You can see above recordings from the four auditory areas, one from each patient (sadly, there were only four patients, it’s a rare condition, and those who need surgical treatment for it are even more rare). You can see that these areas in the temporal lobes respond significantly to speech (French, Suomi, and reversed French) as compared to other random sounds like coughs, music, or animal noises.

And this area also responds to the written word.

You can see the blue lines (when the patients were asked to pay attention) showed increases in electrical activity in this area when the patients were presented with written words. This is an auditory cortex that usually responds to speech, and apparently, to our brains, the written word counts as speech.
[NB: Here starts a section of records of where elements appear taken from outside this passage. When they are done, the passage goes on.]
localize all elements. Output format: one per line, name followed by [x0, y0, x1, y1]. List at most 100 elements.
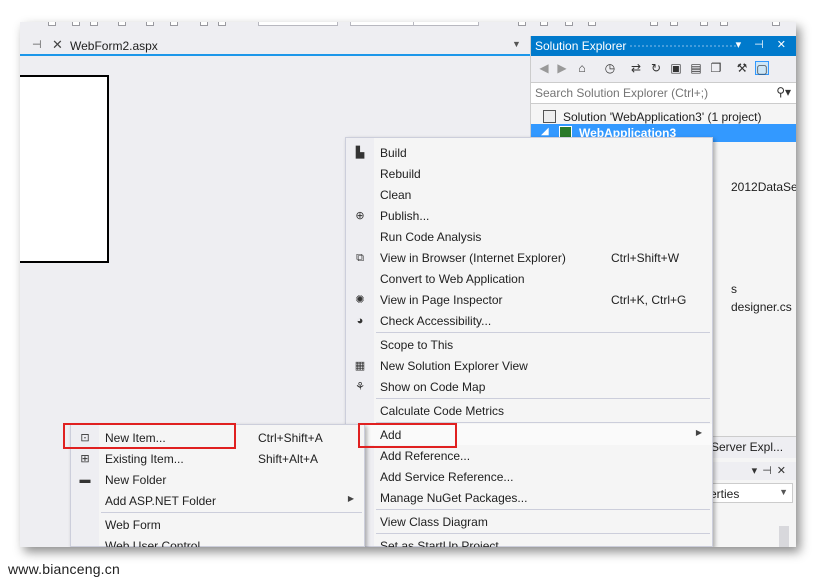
forward-icon[interactable]: ▶: [555, 61, 569, 75]
pin-icon[interactable]: ⊣: [32, 38, 42, 51]
solution-explorer-titlebar: Solution Explorer ▾ ⊣ ✕: [531, 36, 796, 56]
toolbar-button[interactable]: [118, 22, 126, 26]
menu-item-existing-item[interactable]: ⊞ Existing Item... Shift+Alt+A: [71, 448, 364, 469]
sync-icon[interactable]: ⇄: [629, 61, 643, 75]
menu-item-label: Build: [380, 146, 407, 160]
menu-item-manage-nuget[interactable]: ▩ Manage NuGet Packages...: [346, 487, 712, 508]
menu-item-label: Calculate Code Metrics: [380, 404, 505, 418]
menu-item-clean[interactable]: Clean: [346, 184, 712, 205]
toolbar-button[interactable]: [670, 22, 678, 26]
toolbar-dropdown[interactable]: [258, 22, 338, 26]
toolbar-button[interactable]: [218, 22, 226, 26]
tab-webform2[interactable]: WebForm2.aspx: [70, 39, 158, 53]
menu-separator: [376, 509, 710, 510]
properties-object-combo[interactable]: erties ▼: [701, 483, 793, 503]
toolbar-dropdown[interactable]: [350, 22, 418, 26]
menu-item-web-form[interactable]: Web Form: [71, 514, 364, 535]
tab-server-explorer[interactable]: Server Expl...: [711, 440, 783, 454]
menu-item-class-diagram[interactable]: ⚟ View Class Diagram: [346, 511, 712, 532]
menu-item-convert-web-app[interactable]: Convert to Web Application: [346, 268, 712, 289]
toolbar-button[interactable]: [518, 22, 526, 26]
toolbar-button[interactable]: [170, 22, 178, 26]
toolbar-button[interactable]: [540, 22, 548, 26]
collapse-all-icon[interactable]: ▣: [669, 61, 683, 75]
menu-item-build[interactable]: ▙ Build: [346, 142, 712, 163]
menu-item-label: New Solution Explorer View: [380, 359, 528, 373]
menu-item-view-in-browser[interactable]: ⧉ View in Browser (Internet Explorer) Ct…: [346, 247, 712, 268]
show-all-files-icon[interactable]: ▤: [689, 61, 703, 75]
menu-item-set-startup[interactable]: ⚙ Set as StartUp Project: [346, 535, 712, 547]
chevron-down-icon[interactable]: ▼: [779, 487, 788, 497]
menu-item-label: Scope to This: [380, 338, 454, 352]
menu-item-label: View Class Diagram: [380, 515, 488, 529]
menu-item-label: Rebuild: [380, 167, 421, 181]
menu-separator: [376, 398, 710, 399]
toolbar-button[interactable]: [700, 22, 708, 26]
menu-item-scope-to-this[interactable]: Scope to This: [346, 334, 712, 355]
menu-item-show-code-map[interactable]: ⚘ Show on Code Map: [346, 376, 712, 397]
menu-item-label: Check Accessibility...: [380, 314, 492, 328]
publish-icon: ⊕: [355, 210, 365, 222]
menu-item-run-code-analysis[interactable]: Run Code Analysis: [346, 226, 712, 247]
menu-item-label: Run Code Analysis: [380, 230, 482, 244]
toolbar-button[interactable]: [146, 22, 154, 26]
highlight-add: [358, 423, 457, 448]
toolbar-button[interactable]: [72, 22, 80, 26]
tree-item-fragment[interactable]: 2012DataSet.xs: [731, 180, 796, 194]
close-icon[interactable]: ✕: [52, 37, 63, 53]
search-icon[interactable]: ⚲▾: [776, 85, 791, 99]
submenu-arrow-icon: ▶: [695, 428, 702, 437]
wrench-icon[interactable]: ⚒: [735, 61, 749, 75]
design-element[interactable]: [20, 75, 109, 263]
copy-icon[interactable]: ❐: [709, 61, 723, 75]
preview-icon[interactable]: ▢: [755, 61, 769, 76]
menu-item-add-reference[interactable]: Add Reference...: [346, 445, 712, 466]
build-icon: ▙: [355, 147, 365, 159]
toolbar-button[interactable]: [650, 22, 658, 26]
menu-item-new-se-view[interactable]: ▦ New Solution Explorer View: [346, 355, 712, 376]
toolbar-button[interactable]: [772, 22, 780, 26]
menu-item-code-metrics[interactable]: Calculate Code Metrics: [346, 400, 712, 421]
toolbar-button[interactable]: [48, 22, 56, 26]
refresh-icon[interactable]: ↻: [649, 61, 663, 75]
menu-item-new-folder[interactable]: ▬ New Folder: [71, 469, 364, 490]
tree-item-fragment[interactable]: designer.cs: [731, 300, 792, 314]
vertical-scrollbar[interactable]: [779, 526, 789, 547]
chevron-down-icon[interactable]: ▼: [512, 39, 521, 49]
menu-item-label: View in Browser (Internet Explorer): [380, 251, 566, 265]
document-tab-row: ⊣ ✕ WebForm2.aspx ▼: [20, 36, 530, 56]
menu-item-publish[interactable]: ⊕ Publish...: [346, 205, 712, 226]
menu-item-label: Add ASP.NET Folder: [105, 494, 216, 508]
menu-item-label: View in Page Inspector: [380, 293, 503, 307]
menu-item-label: Web User Control: [105, 539, 201, 547]
window-controls-icon[interactable]: ▾⊣✕: [752, 464, 791, 477]
grip-dots[interactable]: [629, 44, 739, 49]
window-controls-icon[interactable]: ▾ ⊣ ✕: [736, 38, 791, 51]
menu-item-check-accessibility[interactable]: ◕ Check Accessibility...: [346, 310, 712, 331]
toolbar-button[interactable]: [200, 22, 208, 26]
search-input[interactable]: [535, 86, 755, 100]
menu-item-page-inspector[interactable]: ✺ View in Page Inspector Ctrl+K, Ctrl+G: [346, 289, 712, 310]
toolbar-button[interactable]: [565, 22, 573, 26]
menu-item-label: Existing Item...: [105, 452, 184, 466]
toolbar-button[interactable]: [720, 22, 728, 26]
solution-explorer-search[interactable]: ⚲▾: [531, 82, 796, 104]
menu-item-rebuild[interactable]: Rebuild: [346, 163, 712, 184]
toolbar-button[interactable]: [90, 22, 98, 26]
menu-separator: [376, 332, 710, 333]
menu-item-label: Show on Code Map: [380, 380, 486, 394]
menu-item-web-user-control[interactable]: Web User Control: [71, 535, 364, 547]
tree-item-fragment[interactable]: s: [731, 282, 737, 296]
toolbar-dropdown[interactable]: [413, 22, 479, 26]
toolbar-strip: [20, 22, 796, 36]
menu-item-shortcut: Ctrl+K, Ctrl+G: [611, 293, 687, 307]
pending-changes-icon[interactable]: ◷: [603, 61, 617, 75]
menu-item-add-service-reference[interactable]: Add Service Reference...: [346, 466, 712, 487]
expand-arrow-icon[interactable]: ◢: [541, 126, 549, 137]
menu-item-label: Manage NuGet Packages...: [380, 491, 528, 505]
menu-item-add-aspnet-folder[interactable]: Add ASP.NET Folder ▶: [71, 490, 364, 511]
home-icon[interactable]: ⌂: [575, 61, 589, 75]
toolbar-button[interactable]: [588, 22, 596, 26]
back-icon[interactable]: ◀: [537, 61, 551, 75]
existing-item-icon: ⊞: [80, 453, 90, 465]
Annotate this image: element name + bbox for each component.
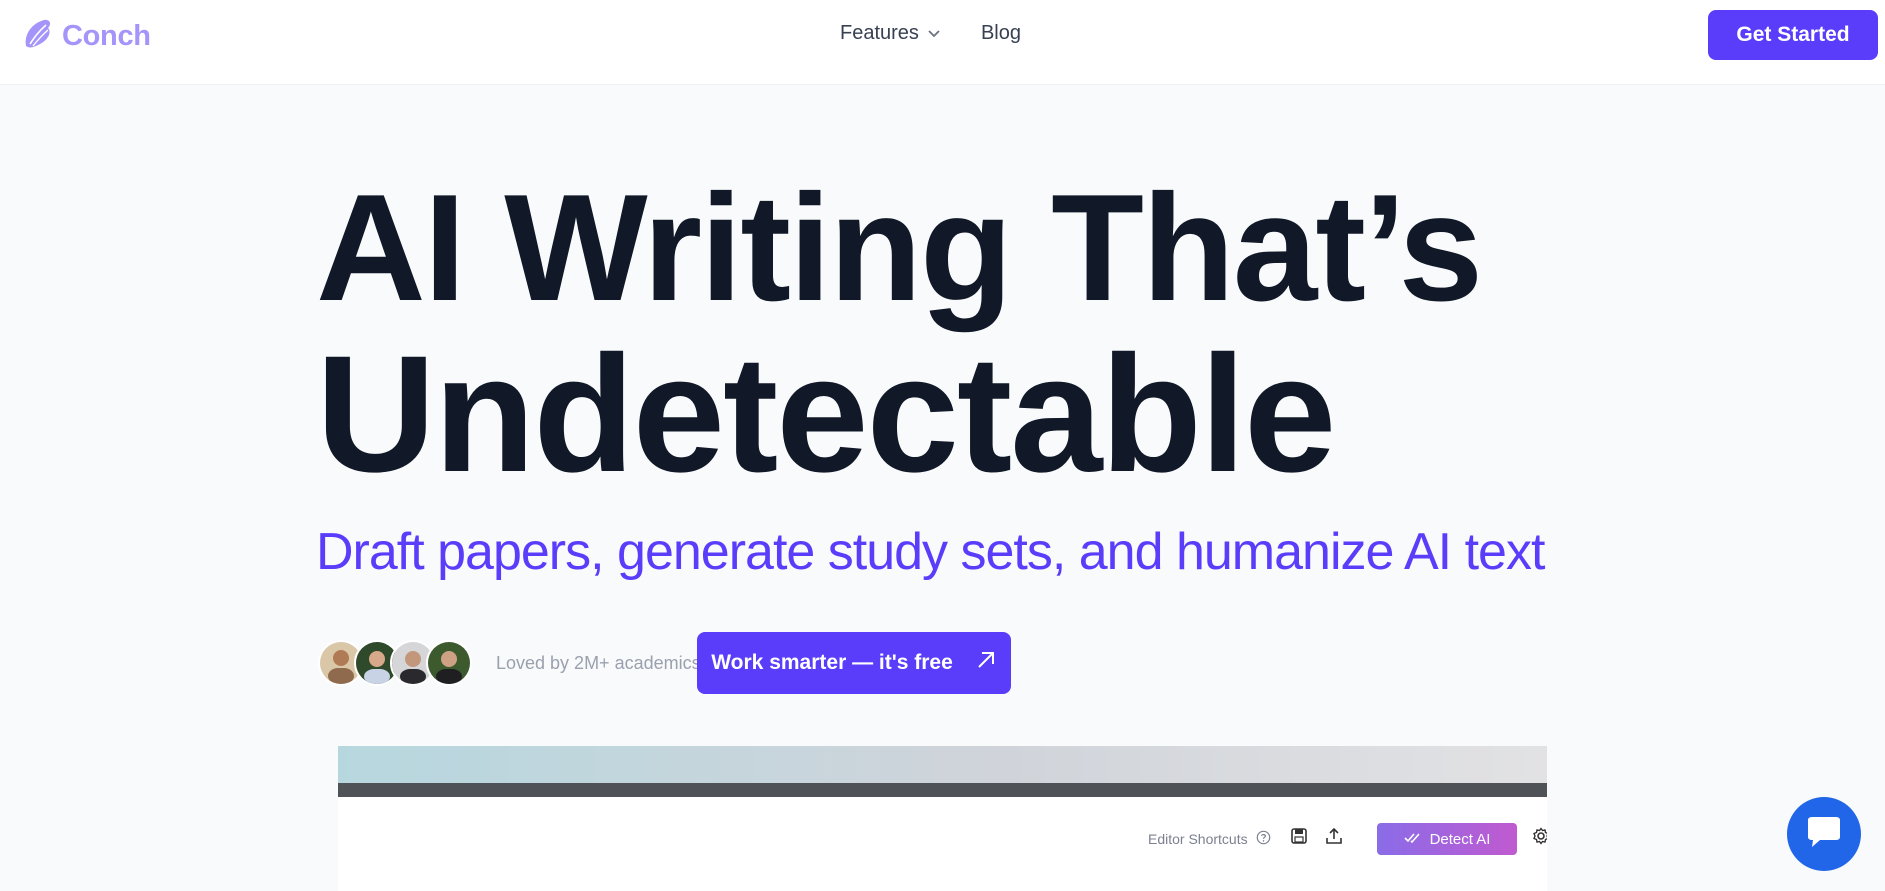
features-menu[interactable]: Features [840, 22, 941, 45]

What’s particularly new about this study is that it not only shows that silent reading causes high-frequency electrical activity in auditory areas, but it shows that these areas as specific to voices speaking a language. This activity was only present when the person was paying attention to the task. The authors believe that these results back up the hypothesis that we all produce an “inner voice” when reading silently. And it is enhanced by attention, suggesting that it’s probably not an automatic process, but something that occurs when we attentively process what we are reading. And the next time you read silently, remember that it’s not quite to silent to your brain.

Perrone-Bertolotti M, Kujala J, Vidal JR, Hamame CM, Ossandon T, Bertrand O, Minotti L, Kahane P, Jerbi K, & Lachaux JP (2012). How Silent Is Silent Reading? Intracerebral Evidence for Top-Down Activation of Temporal Voice Areas during Reading. The Journal of neuroscience : the official journal of the Society for Neuroscience, 32 (49), 17554-17562 PMID: 23223279

*Side note: the authors also comment that “few would contest that most of our waking time is spent talking to ourselves covertly”. This amuses me greatly. Do we? I mean, no citation for that, but do we all spend a lot of time talking to ourselves in our heads? Is this one of those things that everyone is slightly too embarrassed to talk about?